So what is your favourite season for fruits? Do you yearn for the comforting and rustic charms of autumn with its quinces, apples, pears and plums? Or the sweetest mandarins in winter? For me, nothing beats the refreshing allure of summer fruits. And it’s an irresistable motherload – oranges, watermelons, mangoes, cherries, strawberries, blueberries – beautiful to eat (complete with juices running down your arm!) and heavenly to bake with.
Being a creature of habit, I always turn to berries and citrus as my dessert muses without so much considering the other stars – peaches and nectarines. In fact, I don’t think I’ve eaten a stone fruit in years. It’s not that I dislike them, but in truth, I rather stick my face into a watermelon or a basket of strawberries.
Recently, I found myself with a bag of white and yellow peaches and without a clue of what to do with them. Seeing as Australia has been stifling under a heatwave, I craved something cool and ‘natural’ so the oven was left untouched.
This also marks my first foray into the world of gelatin and I was prepared to end up with a kind of peach mousse gulag that I could bounce off the walls (thankfully it turned out edible!). A mousse set with gelatin is slightly ‘spongier’ and denser than the light and fluffy meringued versions but I just had to try it, as I was in no mood to crack a million eggs to separate the whites.
Next time however, I’d add another layer of peach purée on top of the mousse or equal out the thickness of the layers.

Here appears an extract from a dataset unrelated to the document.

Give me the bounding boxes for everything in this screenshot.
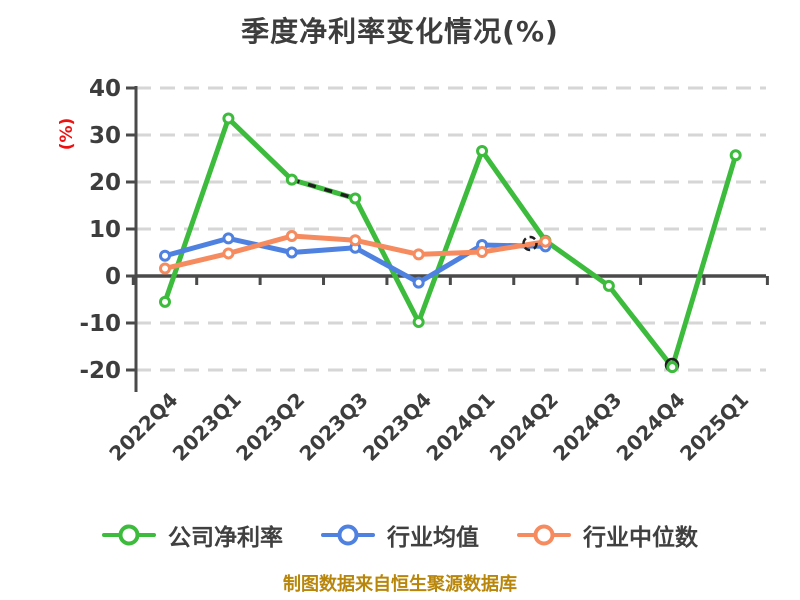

The honey and white peach mousse is great on its own but it’s even better with the refreshing zing of the yellow peach puree.
In any case, with fruits this good, I’m just not ready for summer to end yet!
Yellow Peach Purée
1 tsp of gelatin powder
1 Tbl of water
2 large yellow peaches – peeled, pitted and chopped (about 200g of peach flesh)
1 Tbl fresh lime juice
3 Tbl caster sugar (feel free to reduce it if the peaches are really ripe and sweet)
In a little bowl, pour the water over the gelatin powder and set aside for 5 minutes to gel up.
In a food processor, blitz the peaches and lime juice until it’s a smooth purée.
Place the purée in a pot over medium heat, add the sugar and stir to dissolve. Once it’s bubbling, take it off the heat, add the gelatin and stir until it’s completely dissolved.
Set the pot aside to cool to room temperature. After that, pour the purée into your serving glasses and refrigerate until set.
White Peach Mousse
1/2 Tbl of gelatin powder
2 Tbl water
2 medium white peaches – peeled, pitted and chopped (about 120g of peach flesh)
2 Tbl caster sugar
1 Tbl light honey
125ml cold thickened cream (1/2 cup)
In a little bowl, pour the water over the gelatin powder and set aside for 5 minutes to gel up. Meanwhile chill the bowl and the whisk that you are going to use to whip the cream in the refrigerator.
In a food processor, blitz the white peaches until it’s a smooth purée.
Place the purée in a pot over medium heat, add the sugar and honey and stir to dissolve. Once it’s bubbling, take it off the heat, add the gelatin and stir until it’s completely dissolved.
Set the pot aside to cool. Once it has reached room temperature and has started to set, start whipping the cream to soft peaks.
Fold the peach purée gently into the whipped cream and pour over the chilled yellow peach purée. Refrigerate to set.